If everything goes well, you’ll end up with the following files. The exact sizes might differ (more on this later).

$ du -sh raw/*
724K  raw/2016-01.json
592K  raw/2016-02.json
1.2M  raw/2016-03.json
644K  raw/2016-04.json
660K  raw/2016-05.json
872K  raw/2016-06.json
488K  raw/2016-07.json
1.9M  raw/2016-08.json
1.1M  raw/2016-09.json
512K  raw/2016-10.json
644K  raw/2016-11.json
836K  raw/2016-12.json

$ du -sh doodles.all.json
8.1M  doodles.all.json

Understanding the data

Before we can begin the cleaning process, we need to understand the structure of our data.

// structure.js

const fs = require('fs');
const path = require('path');

const allDoodlesPath = path.join(__dirname, 'doodles.all.json');
const allDoodles = require(allDoodlesPath);

const keys = {};
allDoodles.forEach(doodle => {
  Object.keys(doodle).forEach(k => {
    keys[k] = doodle[k].constructor;
  });
});

console.log(keys);

This gives us the following list.

alternate_url            : String,
blog_text                : String,
call_to_action_image_url : String,
collection_id            : Number,
countries                : Array,
doodle_args              : Array,
doodle_type              : String,
height                   : Number,
hires_height             : Number,
hires_url                : String,
hires_width              : Number,
history_doodles          : Array,
id                       : Number,
is_animated_gif          : Boolean,
is_dynamic               : Boolean,
is_global                : Boolean,
is_highlighted           : Boolean,
name                     : String,
next_doodle              : Object,
persistent_id            : Number,
prev_doodle              : Object,
query                    : String,
related_doodles          : Array,
run_date_array           : Array,
share_text               : String,
standalone_html          : String,
tags                     : Array,
title                    : String,
translations             : Object,
url                      : String,
width                    : Number,
youtube_id               : String,

We can work on this initial list of keys to workout more semantic types - URLs, IDs, self references, etc.

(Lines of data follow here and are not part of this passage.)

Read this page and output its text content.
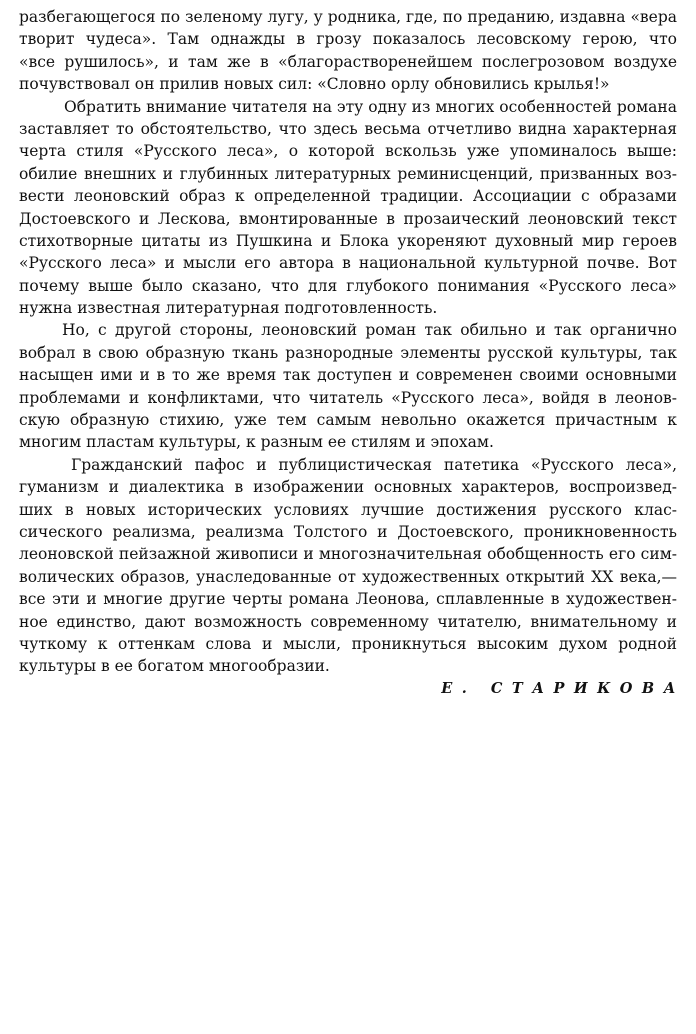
разбегающегося по зеленому лугу, у родника, где, по преданию, издавна «вера
творит чудеса». Там однажды в грозу показалось лесовскому герою, что
«все рушилось», и там же в «благорастворенейшем послегрозовом воздухе
почувствовал он прилив новых сил: «Словно орлу обновились крылья!»
Обратить внимание читателя на эту одну из многих особенностей романа
заставляет то обстоятельство, что здесь весьма отчетливо видна характерная
черта стиля «Русского леса», о которой вскользь уже упоминалось выше:
обилие внешних и глубинных литературных реминисценций, призванных воз-
вести леоновский образ к определенной традиции. Ассоциации с образами
Достоевского и Лескова, вмонтированные в прозаический леоновский текст
стихотворные цитаты из Пушкина и Блока укореняют духовный мир героев
«Русского леса» и мысли его автора в национальной культурной почве. Вот
почему выше было сказано, что для глубокого понимания «Русского леса»
нужна известная литературная подготовленность.
Но, с другой стороны, леоновский роман так обильно и так органично
вобрал в свою образную ткань разнородные элементы русской культуры, так
насыщен ими и в то же время так доступен и современен своими основными
проблемами и конфликтами, что читатель «Русского леса», войдя в леонов-
скую образную стихию, уже тем самым невольно окажется причастным к
многим пластам культуры, к разным ее стилям и эпохам.
Гражданский пафос и публицистическая патетика «Русского леса»,
гуманизм и диалектика в изображении основных характеров, воспроизвед-
ших в новых исторических условиях лучшие достижения русского клас-
сического реализма, реализма Толстого и Достоевского, проникновенность
леоновской пейзажной живописи и многозначительная обобщенность его сим-
волических образов, унаследованные от художественных открытий XX века,—
все эти и многие другие черты романа Леонова, сплавленные в художествен-
ное единство, дают возможность современному читателю, внимательному и
чуткому к оттенкам слова и мысли, проникнуться высоким духом родной
культуры в ее богатом многообразии.
Е. СТАРИКОВА
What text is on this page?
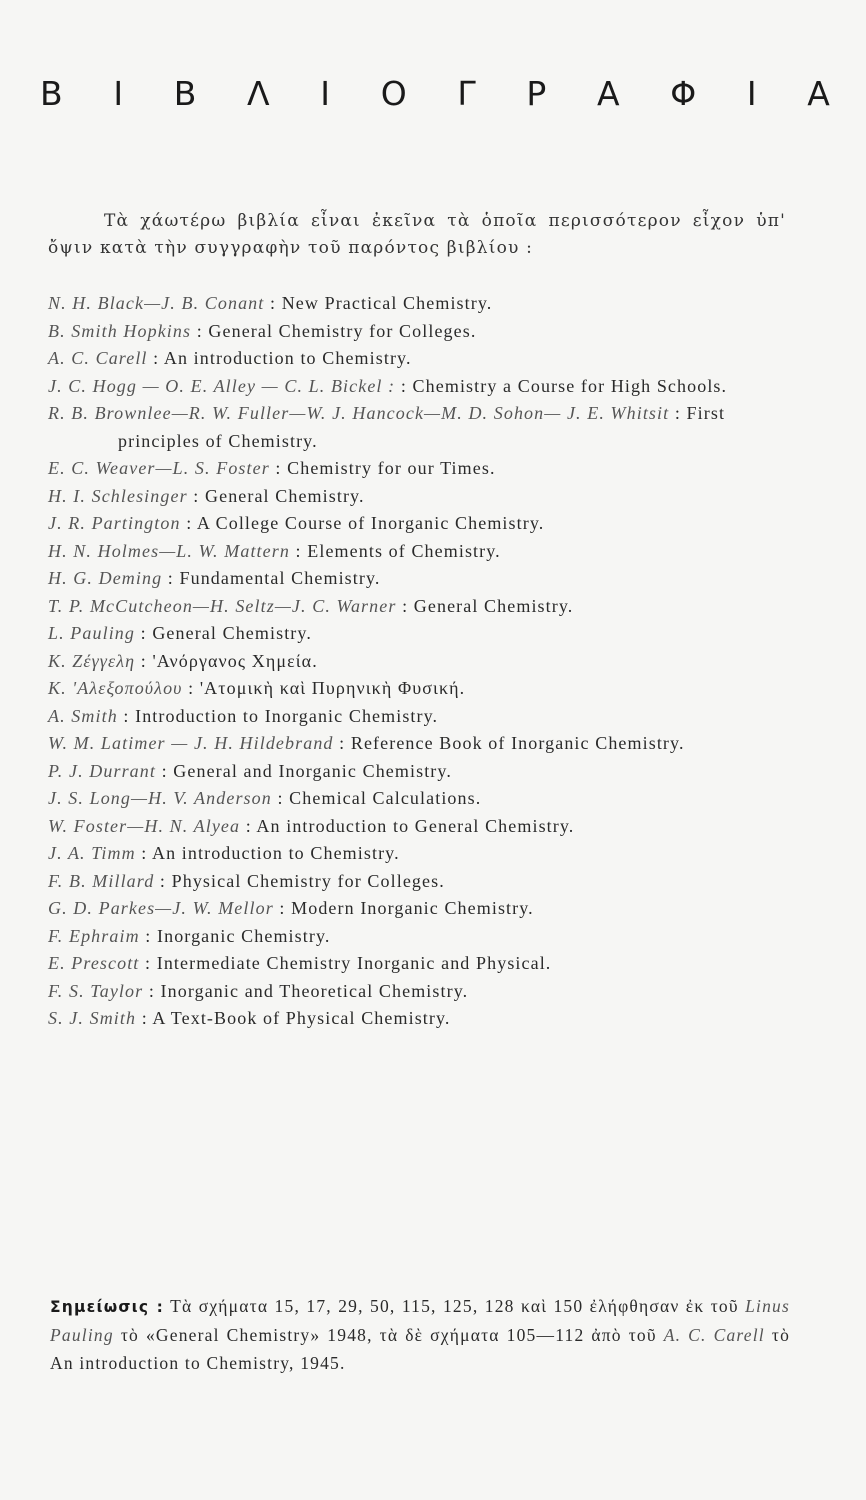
Β Ι Β Λ Ι Ο Γ Ρ Α Φ Ι Α
Τὰ χάωτέρω βιβλία εἶναι ἐκεῖνα τὰ ὁποῖα περισσότερον εἶχον ὑπ' ὄψιν κατὰ τὴν συγγραφὴν τοῦ παρόντος βιβλίου :
N. H. Black—J. B. Conant : New Practical Chemistry.
B. Smith Hopkins : General Chemistry for Colleges.
A. C. Carell : An introduction to Chemistry.
J. C. Hogg — O. E. Alley — C. L. Bickel : : Chemistry a Course for High Schools.
R. B. Brownlee—R. W. Fuller—W. J. Hancock—M. D. Sohon— J. E. Whitsit : First principles of Chemistry.
E. C. Weaver—L. S. Foster : Chemistry for our Times.
H. I. Schlesinger : General Chemistry.
J. R. Partington : A College Course of Inorganic Chemistry.
H. N. Holmes—L. W. Mattern : Elements of Chemistry.
H. G. Deming : Fundamental Chemistry.
T. P. McCutcheon—H. Seltz—J. C. Warner : General Chemistry.
L. Pauling : General Chemistry.
K. Ζέγγελη : 'Ανόργανος Χημεία.
K. 'Αλεξοπούλου : 'Ατομικὴ καὶ Πυρηνικὴ Φυσική.
A. Smith : Introduction to Inorganic Chemistry.
W. M. Latimer — J. H. Hildebrand : Reference Book of Inorganic Chemistry.
P. J. Durrant : General and Inorganic Chemistry.
J. S. Long—H. V. Anderson : Chemical Calculations.
W. Foster—H. N. Alyea : An introduction to General Chemistry.
J. A. Timm : An introduction to Chemistry.
F. B. Millard : Physical Chemistry for Colleges.
G. D. Parkes—J. W. Mellor : Modern Inorganic Chemistry.
F. Ephraim : Inorganic Chemistry.
E. Prescott : Intermediate Chemistry Inorganic and Physical.
F. S. Taylor : Inorganic and Theoretical Chemistry.
S. J. Smith : A Text-Book of Physical Chemistry.
Σημείωσις : Τὰ σχήματα 15, 17, 29, 50, 115, 125, 128 καὶ 150 ἐλήφθησαν ἐκ τοῦ Linus Pauling τὸ «General Chemistry» 1948, τὰ δὲ σχήματα 105—112 ἀπὸ τοῦ A. C. Carell τὸ An introduction to Chemistry, 1945.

history_doodles : Array<Doodle>,
next_doodle     : Doodle,
prev_doodle     : Doodle,
related_doodles : Array<Doodle>,

alternate_url            : URL,
call_to_action_image_url : URL,
hires_url                : URL,
standalone_html          : URL,
url                      : URL,

Next, we will extract data instances where duplicates are a possibility. This happens with collection attributes (like arrays) over a closed set (like countries of the world).

countries : Array<Country>,
tags      : Array<Tag>,

Normalisation

Now we can perform the actual normalisation. There are 3 steps:

Extract unique instances for all Models:

Doodle
Country
Tag

Replace redundant instances with unique IDs
Save all model instances as separate JSON files

// normalise.js

// step 1
const uniqueDoodles = {};
const uniqueCountriesSet = new Set();
const uniqueTagsSet = new Set();

allDoodles.forEach(doodle => {
  doodle._id = generateDoodleHash(doodle);

  uniqueDoodles[doodle._id] = doodle;

  doodle.countries.forEach(country => {
    country = country.trim().toLowerCase();

    uniqueCountriesSet.add(country);
  });

  doodle.tags.forEach(tag => {
    tag = tag.trim().toLowerCase();

    uniqueTagsSet.add(tag);
  });
});

// step 2
const uniqueCountries = Array.from(uniqueCountriesSet);
const uniqueTags = Array.from(uniqueTagsSet);

allDoodles.forEach(doodle => {
  if (doodle.next_doodle !== null) {
    const nextDoodle = doodle.next_doodle;
    const nextDoodleHash = generateDoodleHash(nextDoodle);

    doodle.next_doodle = nextDoodleHash;
  }

  if (doodle.prev_doodle !== null) {
    const prevDoodle = doodle.prev_doodle;
    const prevDoodleHash = generateDoodleHash(prevDoodle);

    doodle.prev_doodle = prevDoodleHash;
  }

  doodle.related_doodles = doodle.related_doodles.map(relatedDoodle => {
    const relatedDoodleHash = generateDoodleHash(relatedDoodle);

    return relatedDoodleHash;
  });

  doodle.history_doodles = doodle.history_doodles.map(historyDoodle => {
    const historyDoodleHash = generateDoodleHash(historyDoodle);

    return historyDoodleHash;
  });

  doodle.countries = doodle.countries.map(country =>
    uniqueCountries.indexOf(country.trim().toLowerCase())
  );

  doodle.tags = doodle.tags.map(tag =>
    uniqueTags.indexOf(tag.trim().toLowerCase())
  );
});

// step 3
function writeJSON(filepath, json, pretty = false) {
  fs.writeFileSync(filepath, JSON.stringify(json, null, pretty ? 2 : 0));
}

writeJSON('doodles.all.norm.json', allDoodles);
writeJSON('countries.json', uniqueCountries);
writeJSON('tags.json', uniqueTags);

We can also apply the same process to other properties, such as the different types of URLs. Find all the possible origins and common pathnames, and store them as a separate JSON file. This means we can further reduce file sizes by replace long repeating URLs.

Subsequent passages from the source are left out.